TAMPA — Hillsborough County Administrator Pat Bean has said she doesn't know who nominated her for an incentive-based pay raise in 2007.
Now her former top deputy says Bean decided to award herself the 1 percent pay hike given to 10 top executives with the county that year. The decision came after getting a legal opinion from County Attorney Renee Lee — who got a raise as well — that the pay hike was allowable under their contracts.
"It was Pat's decision on including herself in it after consulting with (Lee)," said former Deputy County Administrator Wally Hill, now the deputy chief operating officer for the city of San Diego.
Bean denies Hill's account of how the controversial pay raise — which she has since asked to have rescinded — came to be. She said Wednesday that she never asked to get the raise.
"I'm really disappointed he would say that," Bean said. "That's not my recollection at all. I would not have done that."
The conflicting assertions are just part of the mystery surrounding the pay raises, granted without the blessing of county commissioners, who set the salaries of Bean and Lee.
Bean, who makes $226,366, has said the raises were given out as part of a long-standing financial incentive program, awarded that year mainly to department heads who brought forward $17 million in cost savings. She and Lee both made cutbacks that year in their offices, but Bean says she doesn't know how she was included.
The program has since been suspended. Hill, who acknowledges pushing for the raises for department directors, lost his job more than a year later in another round of budget cutting by Bean.
Two weeks after the raises were disclosed, the county has been able to provide almost no records of how they happened. County officials can produce no nominating forms, no voting record of the committee that vetted them or the names of its members.
The county wasn't even able locate the policy that enables the reward program 10 days after the St. Petersburg Times requested it. County officials were able to provide records showing some past recipients and suggesting a program of "extraordinary merit increases" has existed since the late 1980s.
"Loosey-goosey does not even begin to describe what happened," said Marcella O'Steen, an east county community activist who called for a vote to fire Bean at Wednesday's County Commission meeting.
Both Lee and Bean have canceled the raises of roughly $2,100 each and said they will return the money they have gotten so far.
The issue arose in a recent review of executive compensation by county internal auditor Jim Barnes. Commissioners requested the review after learning that Bean had awarded her top six deputies raises ranging from 7 to 17 percent last year without their knowledge at a time of anticipated budget cuts.

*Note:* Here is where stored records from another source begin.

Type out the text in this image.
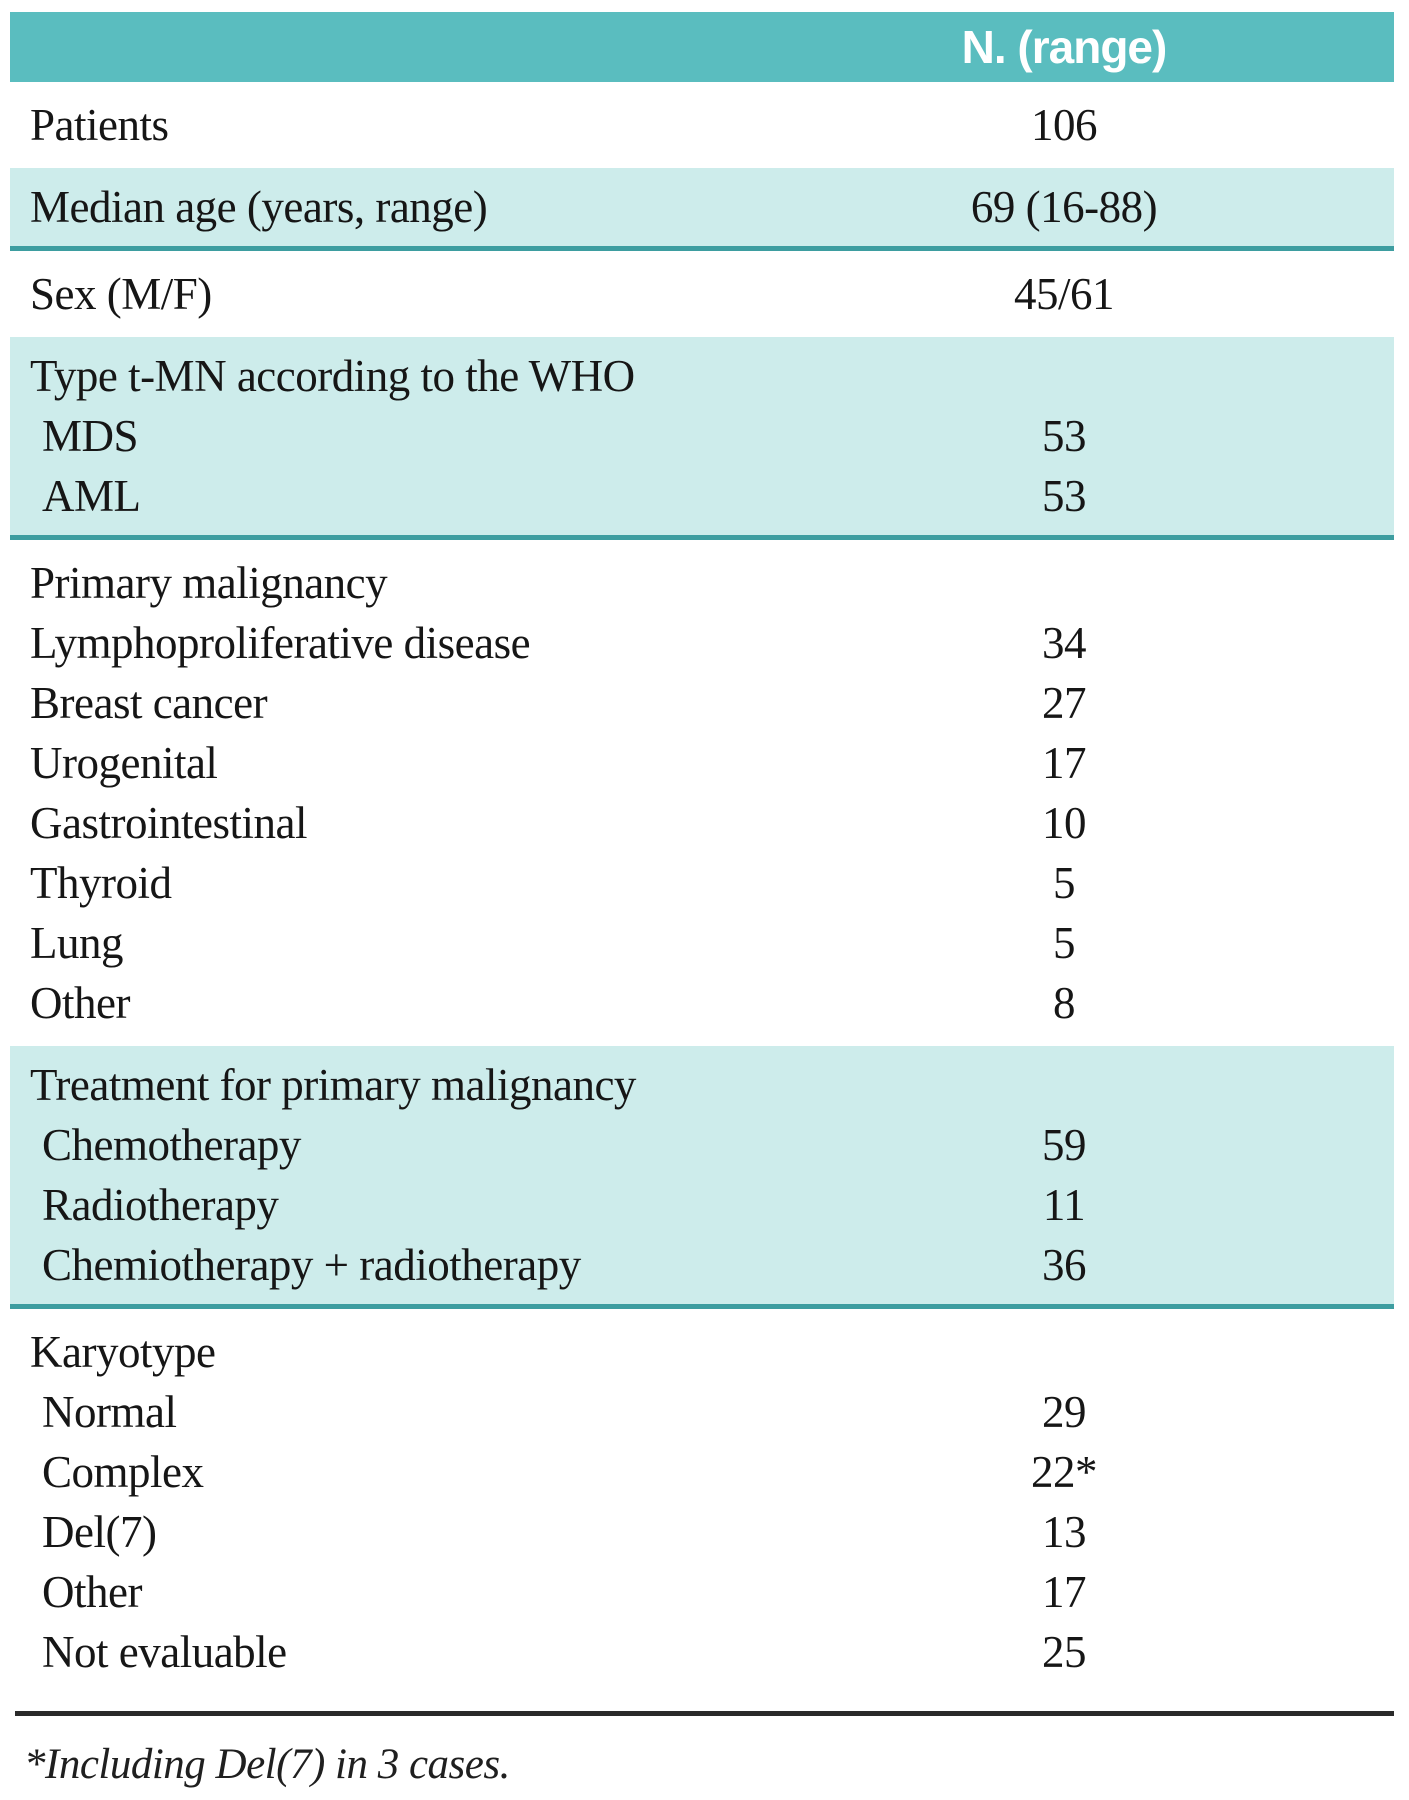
N. (range)
Patients	106
Median age (years, range)	69 (16-88)
Sex (M/F)	45/61
Type t-MN according to the WHO
MDS	53
AML	53
Primary malignancy
Lymphoproliferative disease	34
Breast cancer	27
Urogenital	17
Gastrointestinal	10
Thyroid	5
Lung	5
Other	8
Treatment for primary malignancy
Chemotherapy	59
Radiotherapy	11
Chemiotherapy + radiotherapy	36
Karyotype
Normal	29
Complex	22*
Del(7)	13
Other	17
Not evaluable	25
*Including Del(7) in 3 cases.
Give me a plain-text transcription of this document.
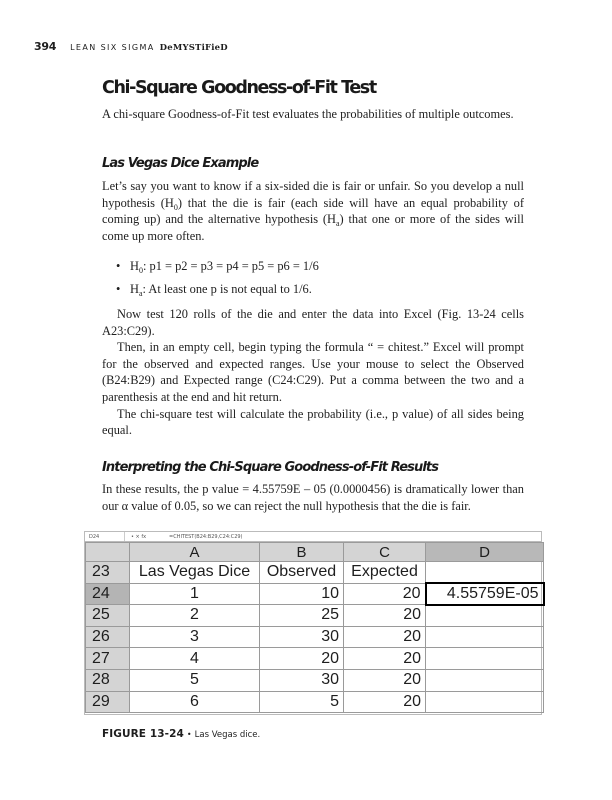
394 LEAN SIX SIGMA DeMYSTiFieD
Chi-Square Goodness-of-Fit Test

A chi-square Goodness-of-Fit test evaluates the probabilities of multiple outcomes.

Las Vegas Dice Example

Let’s say you want to know if a six-sided die is fair or unfair. So you develop a null hypothesis $(H_0)$ that the die is fair (each side will have an equal probability of coming up) and the alternative hypothesis $(H_a)$ that one or more of the sides will come up more often.

• $H_0$: p1 = p2 = p3 = p4 = p5 = p6 = 1/6
• $H_a$: At least one p is not equal to 1/6.

Now test 120 rolls of the die and enter the data into Excel (Fig. 13-24 cells A23:C29).

Then, in an empty cell, begin typing the formula “ = chitest.” Excel will prompt for the observed and expected ranges. Use your mouse to select the Observed (B24:B29) and Expected range (C24:C29). Put a comma between the two and a parenthesis at the end and hit return.

The chi-square test will calculate the probability (i.e., p value) of all sides being equal.

Interpreting the Chi-Square Goodness-of-Fit Results

In these results, the p value = 4.55759E – 05 (0.0000456) is dramatically lower than our α value of 0.05, so we can reject the null hypothesis that the die is fair.

D24	• × fx	=CHITEST(B24:B29,C24:C29)
	A	B	C	D
23	Las Vegas Dice	Observed	Expected	
24	1	10	20	4.55759E-05
25	2	25	20	
26	3	30	20	
27	4	20	20	
28	5	30	20	
29	6	5	20	
FIGURE 13-24 • Las Vegas dice.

Barnes did not question Bean's ability to give raises to employees who report to her. But he did question her ability to boost her own pay, and Lee's.
"Both of these executive employees are under contract, and their salaries are set by (commissioners)," Barnes wrote. "Any increase must be approved by the board."
Barnes also questioned Lee's justification for the pay raises: Their contracts say they are entitled to benefits at least as good as other county employees'. Barnes didn't think a raise, regardless of being part of an incentive program, could be called a "benefit."
Bean has said that she opted to accept the raise, after being nominated by an unknown person, upon receiving the opinion.
Lee said Wednesday that she issues legal opinions all the time, but she said it's up to the administrator to decide what to do with them. She said she didn't ask for a raise, doesn't know how it happened and is embarrassed by the whole episode.
"The whole 'legal made me do it' thing is just a farce," she said. "The whole thing is upsetting to me. If I could stand up and apologize to the public, I would because it was not the right thing to do."